Une demi-décennie depuis l'arrivée du virus SARS-COV-2, nous apprenons toujours ses complications, les dernières recherches suggérant que la longue covide peut perturber les périodes menstruelles

La planification de vos règles pourrait être difficile si longtemps Covid l'a fait durer plus longtemps
Long Covid semble perturber le cycle menstruel, rendant les périodes plus lourdes et plus longues. Cela peut se produire en raison de complications liées à la caractéristique de Covid-19 qui modifient les niveaux d'hormones ou provoquent une inflammation.
POURQUOI LONNE COVID SE PROFIDE ISLUSE ISLUSE – Des études suggèrent que cela peut résulter du virus qui se cache à de faibles niveaux dans le corps, le système immunitaire qui a raté, voire une perturbation du microbiome intestinal.
Les symptômes courants comprennent la fatigue et le brouillard cérébral; Il était également auparavant lié à la perturbation du cycle menstruel, mais ces études n'ont pas signalé les modifications exactes des menstruations qui se sont produites. Ils n'ont pas non plus révélé si ces changements pourraient se produire de toute façon, que quelqu'un attrape Covid-19, ou s'ils se produisent après une infection de courte durée.

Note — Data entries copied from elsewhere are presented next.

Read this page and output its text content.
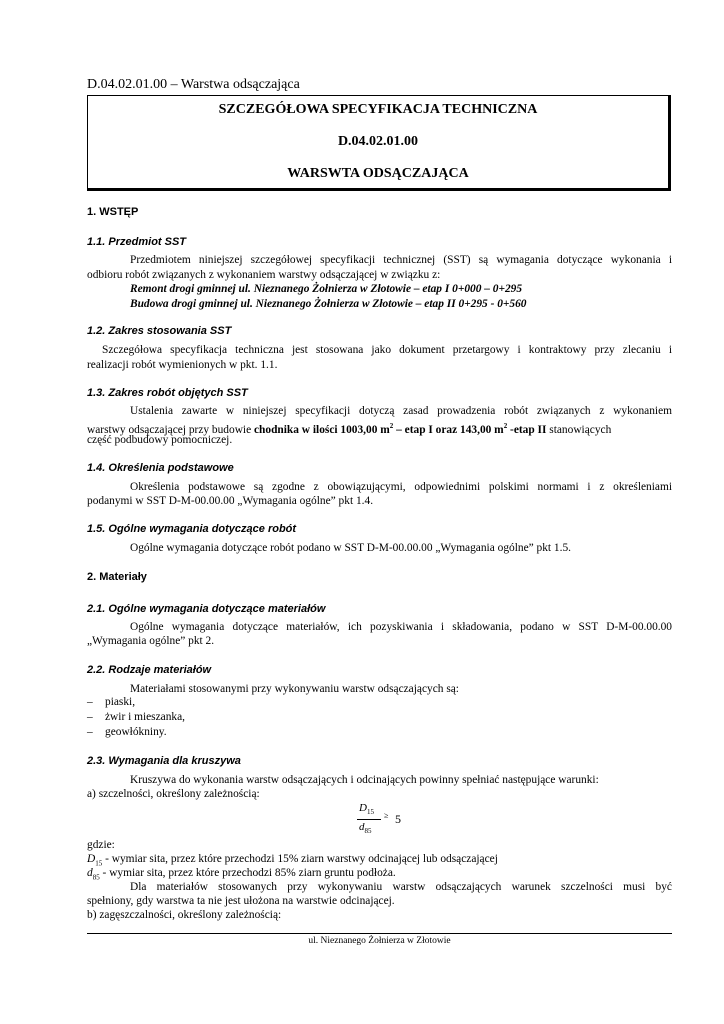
D.04.02.01.00 – Warstwa odsączająca
SZCZEGÓŁOWA SPECYFIKACJA TECHNICZNA
D.04.02.01.00
WARSWTA ODSĄCZAJĄCA
1. WSTĘP
1.1. Przedmiot SST
Przedmiotem niniejszej szczegółowej specyfikacji technicznej (SST) są wymagania dotyczące wykonania i
odbioru robót związanych z wykonaniem warstwy odsączającej w związku z:
Remont drogi gminnej ul. Nieznanego Żołnierza w Złotowie – etap I 0+000 – 0+295
Budowa drogi gminnej ul. Nieznanego Żołnierza w Złotowie – etap II 0+295 - 0+560
1.2. Zakres stosowania SST
Szczegółowa specyfikacja techniczna jest stosowana jako dokument przetargowy i kontraktowy przy zlecaniu i
realizacji robót wymienionych w pkt. 1.1.
1.3. Zakres robót objętych SST
Ustalenia zawarte w niniejszej specyfikacji dotyczą zasad prowadzenia robót związanych z wykonaniem
warstwy odsączającej przy budowie chodnika w ilości 1003,00 $m^2$ – etap I oraz 143,00 $m^2$ -etap II stanowiących
część podbudowy pomocniczej.
1.4. Określenia podstawowe
Określenia podstawowe są zgodne z obowiązującymi, odpowiednimi polskimi normami i z określeniami
podanymi w SST D-M-00.00.00 „Wymagania ogólne” pkt 1.4.
1.5. Ogólne wymagania dotyczące robót
Ogólne wymagania dotyczące robót podano w SST D-M-00.00.00 „Wymagania ogólne” pkt 1.5.
2. Materiały
2.1. Ogólne wymagania dotyczące materiałów
Ogólne wymagania dotyczące materiałów, ich pozyskiwania i składowania, podano w SST D-M-00.00.00
„Wymagania ogólne” pkt 2.
2.2. Rodzaje materiałów
Materiałami stosowanymi przy wykonywaniu warstw odsączających są:
– piaski,
– żwir i mieszanka,
– geowłókniny.
2.3. Wymagania dla kruszywa
Kruszywa do wykonania warstw odsączających i odcinających powinny spełniać następujące warunki:
a) szczelności, określony zależnością:
$D_{15}$
$d_{85}$
≥ 5
gdzie:
$D_{15}$ - wymiar sita, przez które przechodzi 15% ziarn warstwy odcinającej lub odsączającej
$d_{85}$ - wymiar sita, przez które przechodzi 85% ziarn gruntu podłoża.
Dla materiałów stosowanych przy wykonywaniu warstw odsączających warunek szczelności musi być
spełniony, gdy warstwa ta nie jest ułożona na warstwie odcinającej.
b) zagęszczalności, określony zależnością:
ul. Nieznanego Żołnierza w Złotowie
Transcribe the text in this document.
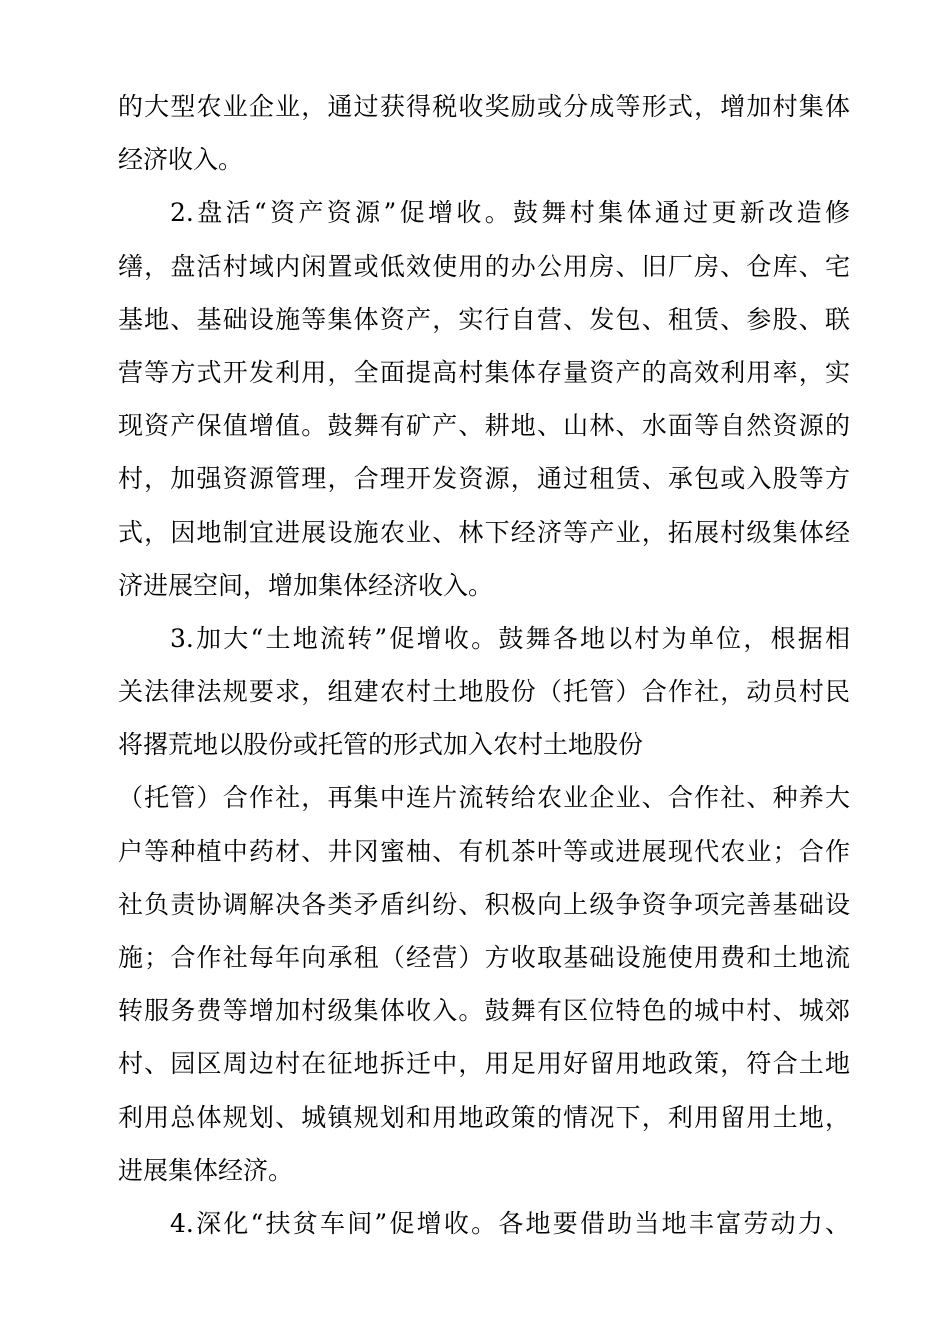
的大型农业企业，通过获得税收奖励或分成等形式，增加村集体
经济收入。
2.盘活“资产资源”促增收。鼓舞村集体通过更新改造修
缮，盘活村域内闲置或低效使用的办公用房、旧厂房、仓库、宅
基地、基础设施等集体资产，实行自营、发包、租赁、参股、联
营等方式开发利用，全面提高村集体存量资产的高效利用率，实
现资产保值增值。鼓舞有矿产、耕地、山林、水面等自然资源的
村，加强资源管理，合理开发资源，通过租赁、承包或入股等方
式，因地制宜进展设施农业、林下经济等产业，拓展村级集体经
济进展空间，增加集体经济收入。
3.加大“土地流转”促增收。鼓舞各地以村为单位，根据相
关法律法规要求，组建农村土地股份（托管）合作社，动员村民
将撂荒地以股份或托管的形式加入农村土地股份
（托管）合作社，再集中连片流转给农业企业、合作社、种养大
户等种植中药材、井冈蜜柚、有机茶叶等或进展现代农业；合作
社负责协调解决各类矛盾纠纷、积极向上级争资争项完善基础设
施；合作社每年向承租（经营）方收取基础设施使用费和土地流
转服务费等增加村级集体收入。鼓舞有区位特色的城中村、城郊
村、园区周边村在征地拆迁中，用足用好留用地政策，符合土地
利用总体规划、城镇规划和用地政策的情况下，利用留用土地，
进展集体经济。
4.深化“扶贫车间”促增收。各地要借助当地丰富劳动力、
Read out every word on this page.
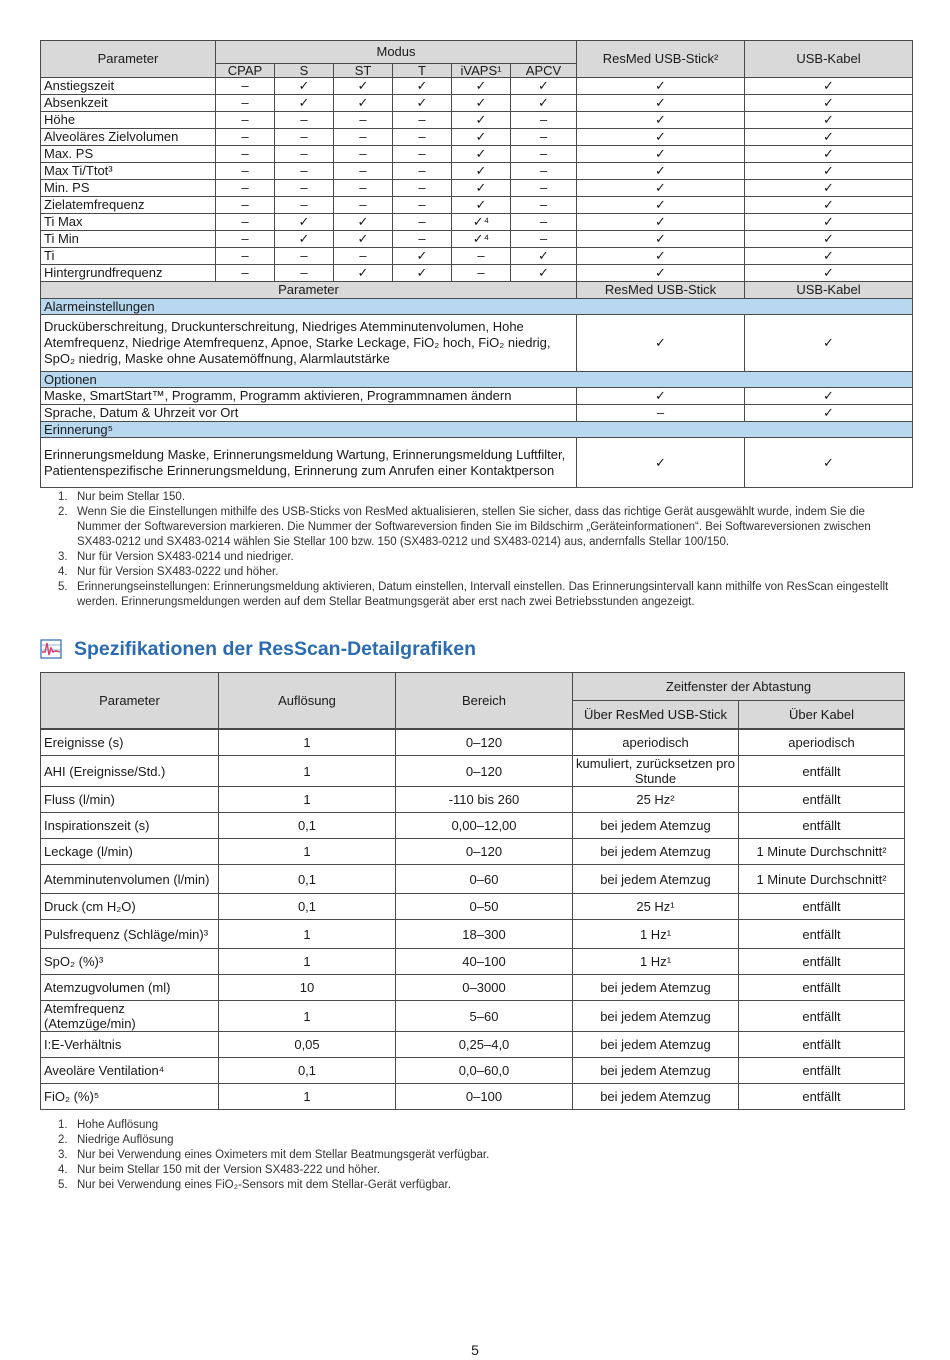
Parameter	Modus						ResMed USB-Stick²	USB-Kabel
	CPAP	S	ST	T	iVAPS¹	APCV		
Anstiegszeit	–	✓	✓	✓	✓	✓	✓	✓
Absenkzeit	–	✓	✓	✓	✓	✓	✓	✓
Höhe	–	–	–	–	✓	–	✓	✓
Alveoläres Zielvolumen	–	–	–	–	✓	–	✓	✓
Max. PS	–	–	–	–	✓	–	✓	✓
Max Ti/Ttot³	–	–	–	–	✓	–	✓	✓
Min. PS	–	–	–	–	✓	–	✓	✓
Zielatemfrequenz	–	–	–	–	✓	–	✓	✓
Ti Max	–	✓	✓	–	✓⁴	–	✓	✓
Ti Min	–	✓	✓	–	✓⁴	–	✓	✓
Ti	–	–	–	✓	–	✓	✓	✓
Hintergrundfrequenz	–	–	✓	✓	–	✓	✓	✓
Parameter							ResMed USB-Stick	USB-Kabel
Alarmeinstellungen								
Drucküberschreitung, Druckunterschreitung, Niedriges Atemminutenvolumen, Hohe Atemfrequenz, Niedrige Atemfrequenz, Apnoe, Starke Leckage, FiO₂ hoch, FiO₂ niedrig, SpO₂ niedrig, Maske ohne Ausatemöffnung, Alarmlautstärke							✓	✓
Optionen								
Maske, SmartStart™, Programm, Programm aktivieren, Programmnamen ändern							✓	✓
Sprache, Datum & Uhrzeit vor Ort							–	✓
Erinnerung⁵								
Erinnerungsmeldung Maske, Erinnerungsmeldung Wartung, Erinnerungsmeldung Luftfilter, Patientenspezifische Erinnerungsmeldung, Erinnerung zum Anrufen einer Kontaktperson							✓	✓
1. Nur beim Stellar 150.
2. Wenn Sie die Einstellungen mithilfe des USB-Sticks von ResMed aktualisieren, stellen Sie sicher, dass das richtige Gerät ausgewählt wurde, indem Sie die Nummer der Softwareversion markieren. Die Nummer der Softwareversion finden Sie im Bildschirm „Geräteinformationen“. Bei Softwareversionen zwischen SX483-0212 und SX483-0214 wählen Sie Stellar 100 bzw. 150 (SX483-0212 und SX483-0214) aus, andernfalls Stellar 100/150.
3. Nur für Version SX483-0214 und niedriger.
4. Nur für Version SX483-0222 und höher.
5. Erinnerungseinstellungen: Erinnerungsmeldung aktivieren, Datum einstellen, Intervall einstellen. Das Erinnerungsintervall kann mithilfe von ResScan eingestellt werden. Erinnerungsmeldungen werden auf dem Stellar Beatmungsgerät aber erst nach zwei Betriebsstunden angezeigt.
Spezifikationen der ResScan-Detailgrafiken
Parameter	Auflösung	Bereich	Zeitfenster der Abtastung	
			Über ResMed USB-Stick	Über Kabel

Ereignisse (s)	1	0–120	aperiodisch	aperiodisch
AHI (Ereignisse/Std.)	1	0–120	kumuliert, zurücksetzen pro Stunde	entfällt
Fluss (l/min)	1	-110 bis 260	25 Hz²	entfällt
Inspirationszeit (s)	0,1	0,00–12,00	bei jedem Atemzug	entfällt
Leckage (l/min)	1	0–120	bei jedem Atemzug	1 Minute Durchschnitt²
Atemminutenvolumen (l/min)	0,1	0–60	bei jedem Atemzug	1 Minute Durchschnitt²
Druck (cm H₂O)	0,1	0–50	25 Hz¹	entfällt
Pulsfrequenz (Schläge/min)³	1	18–300	1 Hz¹	entfällt
SpO₂ (%)³	1	40–100	1 Hz¹	entfällt
Atemzugvolumen (ml)	10	0–3000	bei jedem Atemzug	entfällt
Atemfrequenz (Atemzüge/min)	1	5–60	bei jedem Atemzug	entfällt
I:E-Verhältnis	0,05	0,25–4,0	bei jedem Atemzug	entfällt
Aveoläre Ventilation⁴	0,1	0,0–60,0	bei jedem Atemzug	entfällt
FiO₂ (%)⁵	1	0–100	bei jedem Atemzug	entfällt
1. Hohe Auflösung
2. Niedrige Auflösung
3. Nur bei Verwendung eines Oximeters mit dem Stellar Beatmungsgerät verfügbar.
4. Nur beim Stellar 150 mit der Version SX483-222 und höher.
5. Nur bei Verwendung eines FiO₂-Sensors mit dem Stellar-Gerät verfügbar.
5
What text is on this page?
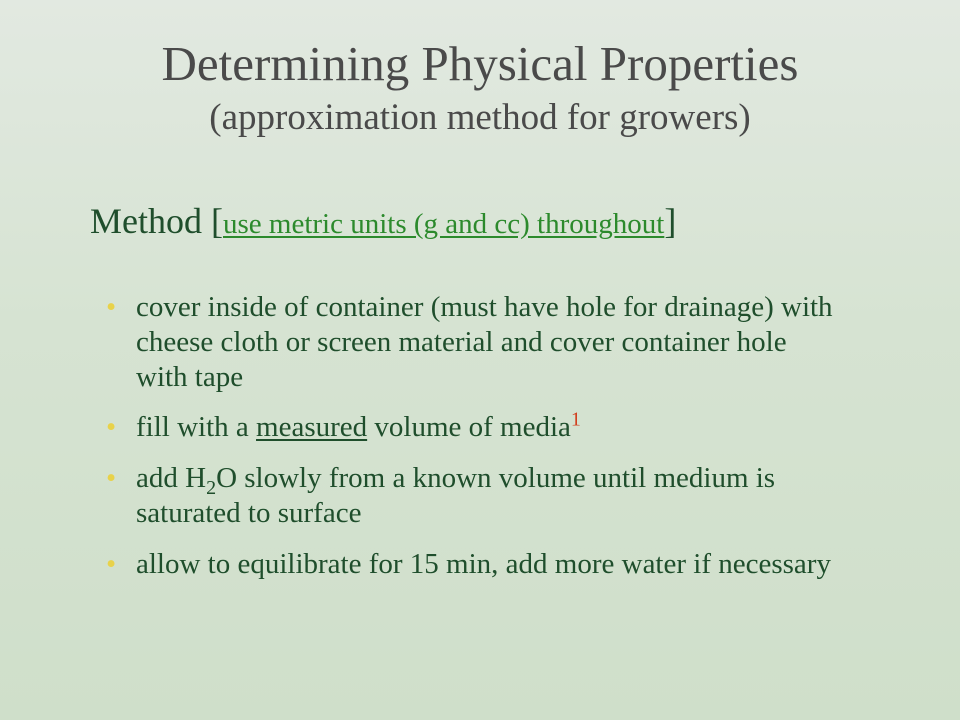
Determining Physical Properties
(approximation method for growers)
Method [use metric units (g and cc) throughout]
• cover inside of container (must have hole for drainage) with cheese cloth or screen material and cover container hole with tape
• fill with a measured volume of media$^1$
• add $H_2O$ slowly from a known volume until medium is saturated to surface
• allow to equilibrate for 15 min, add more water if necessary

Pour combler cette lacune, Jacqueline Maybin à l'Université d'Édimbourg, au Royaume-Uni, et ses collègues ont recruté plus de 12 000 femmes pour répondre à une enquête sur leur santé reproductive entre mars et juin en 2021.
Plus de 9 000 d'entre eux n'avaient jamais eu Covid-19, défini comme ne testant pas positif pour le virus ou n'ayant pas eu de symptômes associés, comme une perte d'odeur ou une toux sèche. Environ 1700 des femmes avaient connu une Covid-19 aiguë, où tous les symptômes ont disparu en un mois, tandis que les 1 000 participants restants avaient une longueur longtemps, ce que les chercheurs ont défini comme ayant des symptômes qui ont persisté pendant plus d'un mois après une infection connue ou suspectée.
Plus de la moitié de ceux qui ont une longue covide ont déclaré avoir des périodes plus lourdes que d'habitude pour eux. Ce chiffre était d'environ 40% chez les femmes qui avaient une covide aiguë-19 et 35% parmi ceux qui n'ont jamais été sciemment infectés.
Long Covid était également plus fortement lié à des périodes qui durent plus de huit jours. La Covid-19 aiguë ne semblait avoir aucun effet sur la durée de la période, ce qui suggère que des changements spécifiques se produisent dans le corps avec une longue covide, plutôt qu'avec l'infection elle-même.
Pour découvrir quels mécanismes peuvent être en jeu, les chercheurs ont analysé les échantillons de sang circulant, collectés à travers le cycle menstruel de 10 femmes avec une longue et 40 femmes qui ont fait des dons avant la pandémie.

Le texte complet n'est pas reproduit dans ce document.